Он впал в панику, когда у неё отошли воды: вот она пришивала льва к одеялку, а в следующее мгновение жидкость залила пол, и Санса посмотрела на него широко раскрытыми — в ужасе — глазами, в которых он увидел отражение собственных тревог и почти пожалел, что сделал это с ней.
В самом начале родов он ходил у её постели, и, когда она начала кричать от боли, он чуть не упал, после чего ухватился за мейстера и начал задавать слишком много вопросов. Он не вышел из комнаты, несмотря на настойчивые требования лекаря.
Санса бросила на того один-единственный взгляд (очень яростный), волосы прилипали к её лицу, слёзы текли по щекам, и Тирион оттолкнул старика в сторону, чтобы взять её за руку — как будто он смог бы оставить свою жену.
Всё остальное было ужасно.
Так ужасно, что в какой-то момент Тирион был почти уверен, что это её убьет; что роды отнимут у него Сансу, что он только получил её и не знает, что произойдёт, если потеряет её сейчас.

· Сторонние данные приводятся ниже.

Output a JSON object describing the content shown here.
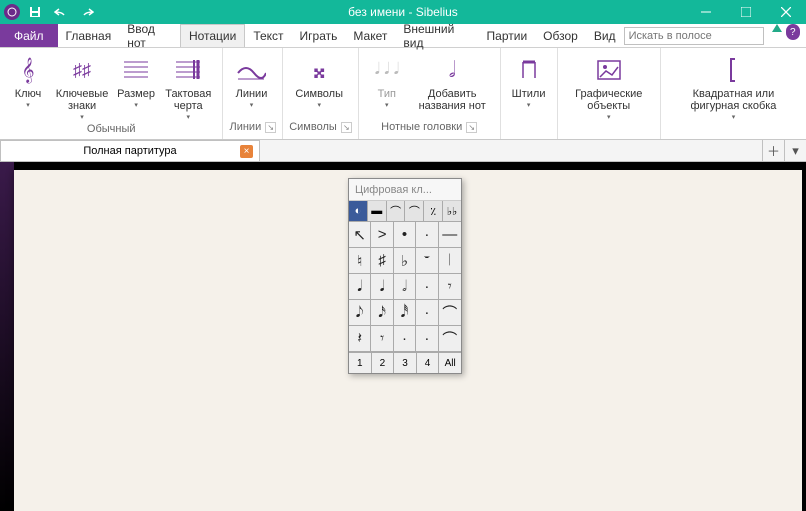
{
  "titlebar": {
    "title": "без имени - Sibelius"
  },
  "menu": {
    "file": "Файл",
    "items": [
      "Главная",
      "Ввод нот",
      "Нотации",
      "Текст",
      "Играть",
      "Макет",
      "Внешний вид",
      "Партии",
      "Обзор",
      "Вид"
    ],
    "active_index": 2,
    "search_placeholder": "Искать в полосе"
  },
  "ribbon": {
    "groups": {
      "common": {
        "label": "Обычный",
        "clef": "Ключ",
        "keysig": "Ключевые знаки",
        "timesig": "Размер",
        "barline": "Тактовая черта"
      },
      "lines": {
        "big": "Линии",
        "label": "Линии"
      },
      "symbols": {
        "big": "Символы",
        "label": "Символы"
      },
      "noteheads": {
        "type": "Тип",
        "addnames": "Добавить названия нот",
        "label": "Нотные головки"
      },
      "stems": {
        "big": "Штили"
      },
      "graphics": {
        "big": "Графические объекты"
      },
      "bracket": {
        "big": "Квадратная или фигурная скобка"
      }
    }
  },
  "doc_tab": {
    "title": "Полная партитура"
  },
  "keypad": {
    "title": "Цифровая кл...",
    "tabs": [
      "◐",
      "▬",
      "⌒",
      "⌒",
      "٪",
      "♭♭"
    ],
    "rows": [
      [
        "↖",
        ">",
        "•",
        "·",
        "—"
      ],
      [
        "♮",
        "♯",
        "♭",
        "𝄻",
        "𝄀"
      ],
      [
        "𝅘𝅥",
        "𝅘𝅥",
        "𝅗𝅥",
        "·",
        "𝄾"
      ],
      [
        "𝅘𝅥𝅮",
        "𝅘𝅥𝅯",
        "𝅘𝅥𝅰",
        "·",
        "⌒"
      ],
      [
        "𝄽",
        "𝄾",
        "·",
        "·",
        "⌒"
      ]
    ],
    "footer": [
      "1",
      "2",
      "3",
      "4",
      "All"
    ]
  }
}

И всё же он сдерживал собственные слёзы, потому что она была слишком сильна и держалась так хорошо — он не мог начал рыдать, как ребёнок.
Санса кричала и кричала, когда мейстер сказал ей тужиться, и чуть не поломала Тириону пальцы. Она проклинала его, мейстера, богов; говорила, что Тирион никогда больше к ней не прикоснется, что после всего этого она получит свою собственную постель. Он стискивал зубы и ничего не говорил; он не был идиотом. А ещё, когда он мельком увидел происходящее внизу, его голова начала кружиться, и он решил, что, возможно, она реагировала не так уж и сильно.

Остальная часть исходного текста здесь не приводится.